Nova Scotia

Will Britain make a Brexit from the EU? Two Nova Scotians weigh in

Two Nova Scotians share their differing views on a potential British exit from the European Union.

Vote on whether to break with European Union stirs emotions of expats in Nova Scotia

Two activists with the EU flag and Union Jack painted on their faces kiss each other in front of Brandenburg Gate in Berlin to protest against a British exit from the European Union. (Hannibal Hanschke/Reuters)

Britons are split over whether or not to break up with the European Union, and the referendum vote being held today is stirring expat emotion here in Nova Scotia.

For Halifax realtor and British expat Richard Payne, the answer is simple: leave the EU behind.

Immigration is the first deciding factor for Payne.

British expat Richard Payne thinks Brits should vote to leave the EU. (Jane Killeen/ Submitted )

"When you open up the borders basically to the EU, it's a free transportation of people to basically come and go as they please," Payne told CBC's Information Morning. "From a British point of view, there's been a lot more coming than going."

This puts a huge strain on health, social security and welfare systems, Payne said.

'Leave' supporters pose in Clacton-on-Sea on Monday as U.K. Independence Party Leader Nigel Farage visits. (Justin Tallis/AFP/Getty Images)

'The EU does all the negotiating'

Then there's the issue of trade.

"Once you're part of the EU, the EU does all the negotiating," Payne said.

The EU has a bit of a stranglehold on the British trade system, Payne said.

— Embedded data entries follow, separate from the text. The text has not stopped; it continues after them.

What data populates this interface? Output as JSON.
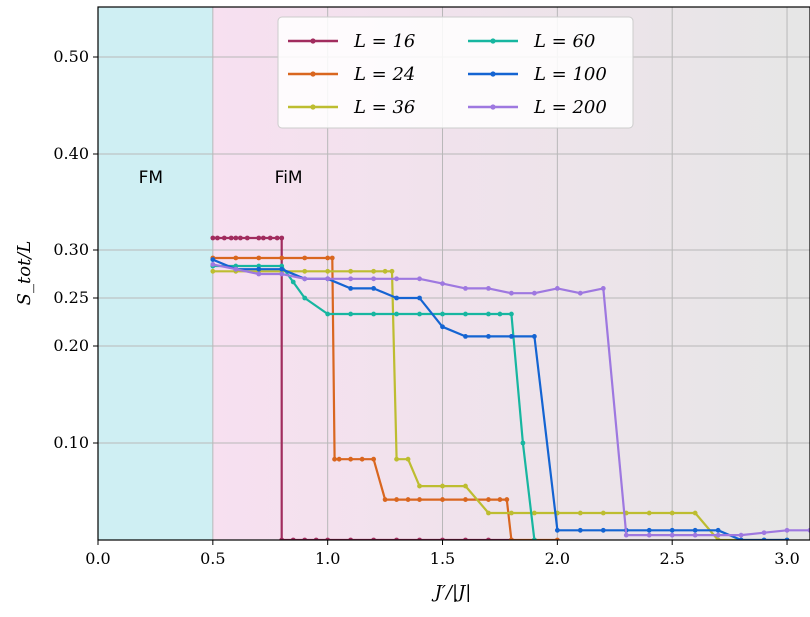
{
  "chart_data": {
    "type": "line",
    "title": "",
    "xlabel": "J′/|J|",
    "ylabel": "S_tot/L",
    "xlim": [
      0.0,
      3.1
    ],
    "ylim": [
      0.0,
      0.55
    ],
    "grid": true,
    "legend_position": "top",
    "x_ticks": [
      0.0,
      0.5,
      1.0,
      1.5,
      2.0,
      2.5,
      3.0
    ],
    "x_tick_labels": [
      "0.0",
      "0.5",
      "1.0",
      "1.5",
      "2.0",
      "2.5",
      "3.0"
    ],
    "y_ticks": [
      0.1,
      0.2,
      0.25,
      0.3,
      0.4,
      0.5
    ],
    "y_tick_labels": [
      "0.10",
      "0.20",
      "0.25",
      "0.30",
      "0.40",
      "0.50"
    ],
    "regions": [
      {
        "label": "FM",
        "x_range": [
          0.0,
          0.5
        ],
        "color": "#cfeff3"
      },
      {
        "label": "FiM",
        "x_range": [
          0.5,
          3.1
        ],
        "color_start": "#f7e0f0",
        "color_end": "#e6e6e6"
      }
    ],
    "series": [
      {
        "name": "L = 16",
        "color": "#a12c5e",
        "x": [
          0.5,
          0.52,
          0.55,
          0.58,
          0.6,
          0.62,
          0.65,
          0.7,
          0.72,
          0.75,
          0.78,
          0.8,
          0.8,
          0.85,
          0.9,
          0.95,
          1.0,
          1.1,
          1.2,
          1.3,
          1.4,
          1.5,
          1.6,
          1.7,
          1.8
        ],
        "y": [
          0.3125,
          0.3125,
          0.3125,
          0.3125,
          0.3125,
          0.3125,
          0.3125,
          0.3125,
          0.3125,
          0.3125,
          0.3125,
          0.3125,
          0.0,
          0.0,
          0.0,
          0.0,
          0.0,
          0.0,
          0.0,
          0.0,
          0.0,
          0.0,
          0.0,
          0.0,
          0.0
        ]
      },
      {
        "name": "L = 24",
        "color": "#d9661f",
        "x": [
          0.5,
          0.6,
          0.7,
          0.8,
          0.9,
          1.0,
          1.02,
          1.03,
          1.05,
          1.1,
          1.15,
          1.2,
          1.25,
          1.3,
          1.35,
          1.4,
          1.5,
          1.6,
          1.7,
          1.75,
          1.78,
          1.8,
          1.9,
          2.0
        ],
        "y": [
          0.2917,
          0.2917,
          0.2917,
          0.2917,
          0.2917,
          0.2917,
          0.2917,
          0.0833,
          0.0833,
          0.0833,
          0.0833,
          0.0833,
          0.0417,
          0.0417,
          0.0417,
          0.0417,
          0.0417,
          0.0417,
          0.0417,
          0.0417,
          0.0417,
          0.0,
          0.0,
          0.0
        ]
      },
      {
        "name": "L = 36",
        "color": "#bdbd30",
        "x": [
          0.5,
          0.6,
          0.7,
          0.8,
          0.9,
          1.0,
          1.1,
          1.2,
          1.25,
          1.28,
          1.3,
          1.35,
          1.4,
          1.5,
          1.6,
          1.7,
          1.8,
          1.9,
          2.0,
          2.1,
          2.2,
          2.3,
          2.4,
          2.5,
          2.6,
          2.7,
          2.8,
          2.9,
          3.0
        ],
        "y": [
          0.2778,
          0.2778,
          0.2778,
          0.2778,
          0.2778,
          0.2778,
          0.2778,
          0.2778,
          0.2778,
          0.2778,
          0.0833,
          0.0833,
          0.0556,
          0.0556,
          0.0556,
          0.0278,
          0.0278,
          0.0278,
          0.0278,
          0.0278,
          0.0278,
          0.0278,
          0.0278,
          0.0278,
          0.0278,
          0.0,
          0.0,
          0.0,
          0.0
        ]
      },
      {
        "name": "L = 60",
        "color": "#17b6a0",
        "x": [
          0.5,
          0.6,
          0.7,
          0.8,
          0.85,
          0.9,
          1.0,
          1.1,
          1.2,
          1.3,
          1.4,
          1.5,
          1.6,
          1.7,
          1.75,
          1.8,
          1.85,
          1.9
        ],
        "y": [
          0.2833,
          0.2833,
          0.2833,
          0.2833,
          0.2667,
          0.25,
          0.2333,
          0.2333,
          0.2333,
          0.2333,
          0.2333,
          0.2333,
          0.2333,
          0.2333,
          0.2333,
          0.2333,
          0.1,
          0.0
        ]
      },
      {
        "name": "L = 100",
        "color": "#1464d2",
        "x": [
          0.5,
          0.6,
          0.7,
          0.8,
          0.9,
          1.0,
          1.1,
          1.2,
          1.3,
          1.4,
          1.5,
          1.6,
          1.7,
          1.8,
          1.9,
          2.0,
          2.1,
          2.2,
          2.3,
          2.4,
          2.5,
          2.6,
          2.7,
          2.8,
          2.9,
          3.0
        ],
        "y": [
          0.29,
          0.28,
          0.28,
          0.28,
          0.27,
          0.27,
          0.26,
          0.26,
          0.25,
          0.25,
          0.22,
          0.21,
          0.21,
          0.21,
          0.21,
          0.01,
          0.01,
          0.01,
          0.01,
          0.01,
          0.01,
          0.01,
          0.01,
          0.0,
          0.0,
          0.0
        ]
      },
      {
        "name": "L = 200",
        "color": "#9e78e0",
        "x": [
          0.5,
          0.6,
          0.7,
          0.8,
          0.9,
          1.0,
          1.1,
          1.2,
          1.3,
          1.4,
          1.5,
          1.6,
          1.7,
          1.8,
          1.9,
          2.0,
          2.1,
          2.2,
          2.3,
          2.4,
          2.5,
          2.6,
          2.7,
          2.8,
          2.9,
          3.0,
          3.1
        ],
        "y": [
          0.285,
          0.28,
          0.275,
          0.275,
          0.27,
          0.27,
          0.27,
          0.27,
          0.27,
          0.27,
          0.265,
          0.26,
          0.26,
          0.255,
          0.255,
          0.26,
          0.255,
          0.26,
          0.005,
          0.005,
          0.005,
          0.005,
          0.005,
          0.005,
          0.0075,
          0.01,
          0.01
        ]
      }
    ]
  }
}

He does acknowledge, however, that exportation and free trade are a big reason to want to stay part of the EU.

'Harder to fight from outside than within'

Expat Denis Dineen, who owns a British store and café in Upper Tantallon, agrees with some of what Payne says, but thinks Brits should vote against a Brexit.

British expat Denis Dineen thinks Brits should vote against an exit from the EU. (Submitted)

"I think being in the European community benefits all Britons," Dineen said. "They might not kind of see it at the moment, but it does."

Those benefits include young people being able to move between countries in the EU, and a large amount of foreign investment in Britain, he said.

"It's harder to fight from outside than within," he said.

Emotions high

Emotions are extremely high in Britain over this vote.

MP Jo Cox was shot and killed last week. She was one of the strongest voices for staying a part of the EU. Her murder appears to be politically motivated.

A woman holds a placard and white roses during a special service for slain Labour MP Jo Cox at London's Trafalgar Square on Wednesday. (Peter Nicholls/Reuters)

Payne thinks Brits will vote to leave the EU and go back to a time of having a standard British passport instead of an EU one.

"Really getting back to, you know, Britain being a very strong, powerful nation," he said.

Dineen agrees that "Britain is a great country," but doesn't think leaving the EU will restore power to Britain.

"It's a lovely thought but the reality is that Europe needs Britain, and Britain needs Europe."